Я солгала, сказав, что мне она не встречалась.
Лисы и музеи
Отрывок из книги первой в цикле «Элоиза и Лисий Хвост»
Песенка была напечатана в старой книжке, которую Элоиза нашла зарытой под корнями снежного вереска у тыльного фасада подземного музея. К тому моменту, как девочка откопала книжку и перевалилась с колен на корточки, ее ладони были сплошь заляпаны грязью. Счастливая и довольная, Элоиза прижала находку к маленькой груди.
Под ногами у нее извивались червяки, с крыши музея свисали летучие мыши. Но она не обращала никакого внимания на темных, ползучих и вызывающих гадливость существ, что неотступно наблюдали за ней. Ее волновала лишь книга.
Скрестив под собой ноги, Элоиза положила ее на грязные колени и перевернула переднюю обложку. Но первая страница была пуста. Пустой оказалась и вторая. Девочка поспешно пролистала книгу – все страницы чистые! Перед ее глазами маячила только гладкая белая бумага.
Волна отчаяния накатила на девочку, сердце сжалось от досады и растерянности. На глаза навернулись слезы. Как вдруг… в самом конце – на самой последней странице – Элоиза обнаружила письмена. Буквы были жирные и отчетливые; чернила еще не высохли, как будто их нанесли на бумагу всего несколько мгновений назад. Но текст оказался не магическим заклинанием или проклятием, как она надеялась. Это была детская песенка! Из тех, что напевают перед сном детям, чтобы они побыстрее заснули.
Поначалу Элоиза рассердилась. Ей захотелось захлопнуть книжку, бросить ее обратно в ямку и засыпать землей. Но в горле вдруг запершило, засвербело, а потом голосовые связки сами начали артикулировать слова вслух, и достаточно громко. Вскоре Элоиза уже распевала песенку, запрокинув голову – словно повелевала звездами, мерцавшими в выси, над темной палатой музея. Она пела слова ясно и звонко: «Пусть ночной лес похоронит тебя заживо, пусть темнота поглотит тебя всю. Сегодня вечером ты не девочка. Ты чудище, лишенное души».
Когда Элоиза вылезла из старой, осыпающейся шахты колодца, ее руки крепко сжимали книгу.

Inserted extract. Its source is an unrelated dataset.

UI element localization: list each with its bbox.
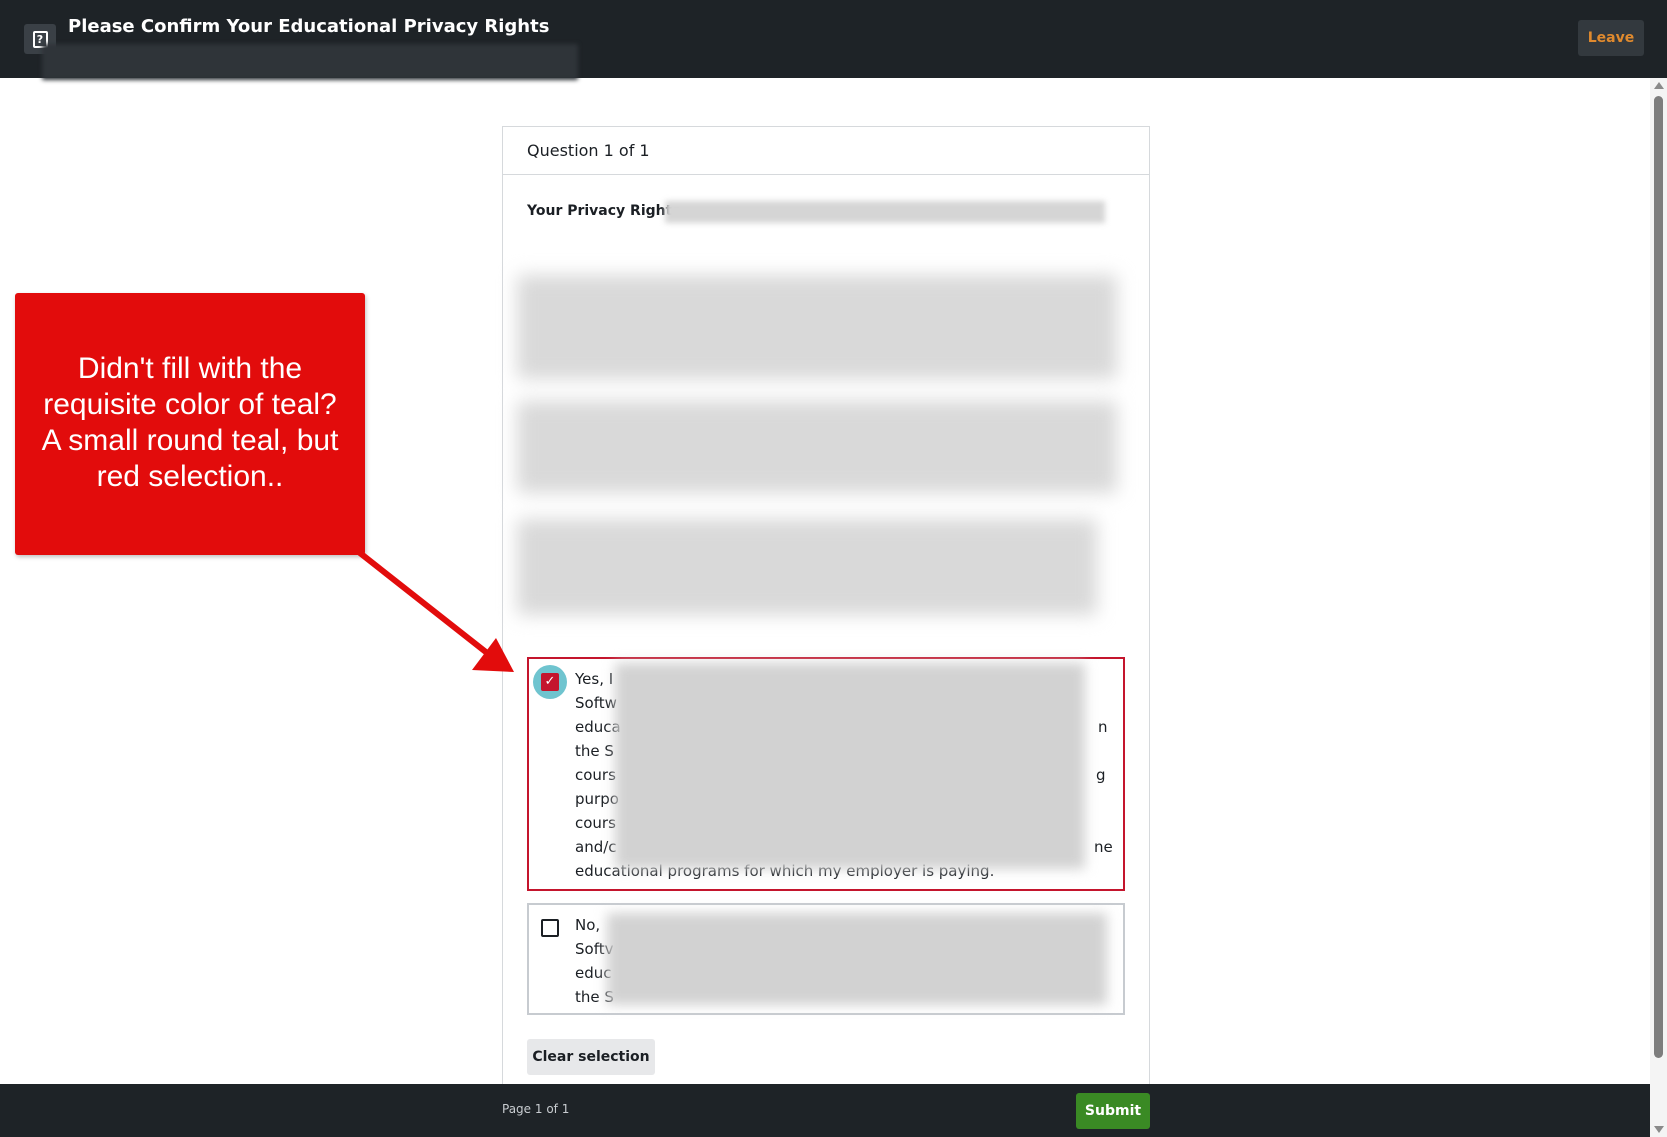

Застыв на месте, она молча наблюдала за тем, как сквозь завесу белоснежных деревьев пробивалась утренняя заря. Ночь превращалась в день. Но Элоиза уже не была прежней. Она уже не была героиней этой истории. Она стала чем-то еще: темнотой между ветвями деревьев, черной сущностью, прячущейся по углам, щелям и низинам.
Элоиза стала тенью. Чудовищем, чье имя лучше не произносить, если только ты не хочешь его призвать заглянуть в лицо смерти и превратиться во что-то, не похожее на тебя и не являющееся тобой.